Он бесшумно приблизился к Сергею. Горькая обида и возмущение прорвали плотину.
— Я устал, — сказал Сергей, глотая слезы. — У меня руки болят. Сколько же можно так играть?
— Всю жизнь, — коротко ответил Николай Сергеевич и вернулся в кабинет.
Только в восемь часов вечера фортепьянная игра умолкала.

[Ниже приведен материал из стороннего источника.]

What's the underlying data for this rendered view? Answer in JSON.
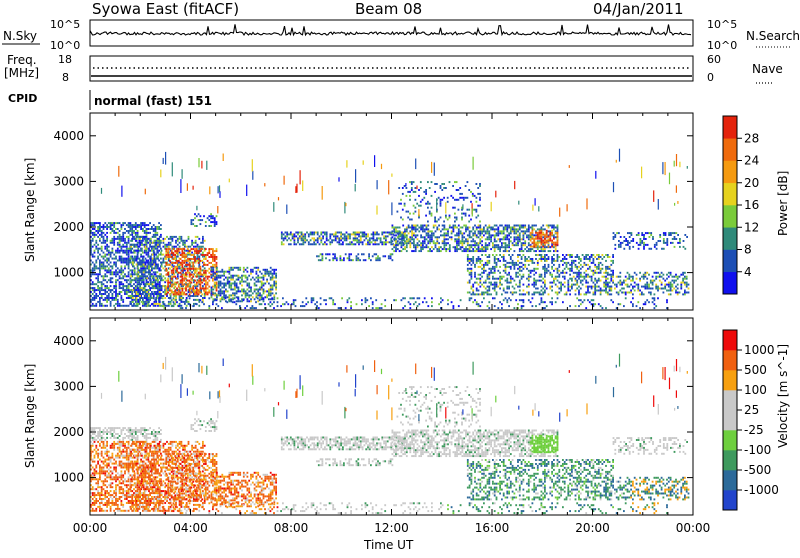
{
  "header": {
    "title": "Syowa East (fitACF)",
    "beam": "Beam 08",
    "date": "04/Jan/2011"
  },
  "noise_panel": {
    "left_label": "N.Sky",
    "right_label": "N.Search",
    "left_ticks": [
      "10^5",
      "10^0"
    ],
    "right_ticks": [
      "10^5",
      "10^0"
    ]
  },
  "freq_panel": {
    "left_label_1": "Freq.",
    "left_label_2": "[MHz]",
    "left_ticks": [
      "18",
      "8"
    ],
    "right_label": "Nave",
    "right_ticks": [
      "60",
      "0"
    ]
  },
  "cpid_panel": {
    "label": "CPID",
    "mode": "normal (fast) 151"
  },
  "colors": {
    "power_scale": [
      "#1010ee",
      "#1d4fb5",
      "#2f8a7a",
      "#7acb3a",
      "#e6d21e",
      "#f59a10",
      "#ef6a0c",
      "#e4230c"
    ],
    "velocity_scale": [
      "#ee0a0a",
      "#f06010",
      "#f7a010",
      "#c9c9c9",
      "#c9c9c9",
      "#6ecf3e",
      "#3e9a5e",
      "#2c6a9a",
      "#2244cc"
    ]
  },
  "chart_data": [
    {
      "type": "heatmap",
      "title": "",
      "xlabel": "Time UT",
      "ylabel": "Slant Range [km]",
      "ylim": [
        180,
        4500
      ],
      "xlim": [
        "00:00",
        "24:00"
      ],
      "x_ticks": [
        "00:00",
        "04:00",
        "08:00",
        "12:00",
        "16:00",
        "20:00",
        "00:00"
      ],
      "y_ticks": [
        "1000",
        "2000",
        "3000",
        "4000"
      ],
      "colorbar_label": "Power [dB]",
      "colorbar_ticks": [
        "4",
        "8",
        "12",
        "16",
        "20",
        "24",
        "28"
      ],
      "colorbar_range": [
        0,
        30
      ],
      "grid": false
    },
    {
      "type": "heatmap",
      "title": "",
      "xlabel": "Time UT",
      "ylabel": "Slant Range [km]",
      "ylim": [
        180,
        4500
      ],
      "xlim": [
        "00:00",
        "24:00"
      ],
      "x_ticks": [
        "00:00",
        "04:00",
        "08:00",
        "12:00",
        "16:00",
        "20:00",
        "00:00"
      ],
      "y_ticks": [
        "1000",
        "2000",
        "3000",
        "4000"
      ],
      "colorbar_label": "Velocity [m s^-1]",
      "colorbar_ticks": [
        "1000",
        "500",
        "100",
        "25",
        "-25",
        "-100",
        "-500",
        "-1000"
      ],
      "colorbar_range": [
        -1000,
        1000
      ],
      "grid": false
    }
  ]
}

Время до десяти часов мальчики могли использовать по своему усмотрению. А какое могло быть «усмотрение», когда тяжелые веки слипались, голова валилась с плеч и трудно было разогнуть ноющую спину!
Леля Максимов был вспыльчив, горяч и непоседлив. Он ухитрялся егозить даже в присутствии Зверева. Если бы не его из ряда вон выходящая одаренность, не ужиться бы ему в доме Николая Сергеевича.
Мотя Пресман, напротив, был рассудителен и слегка флегматичен. Он двигался не спеша, вразвалку. Был курчав, скуласт, глубоко посаженные темные глаза глядели задумчиво. Несмотря на разницу характеров и темпераментов, мальчики сошлись как-то вдруг.
В консерватории и дома «зверята» были неразлучны, и вскоре спелись так, что даже искушенная Анна Сергеевна подчас терялась.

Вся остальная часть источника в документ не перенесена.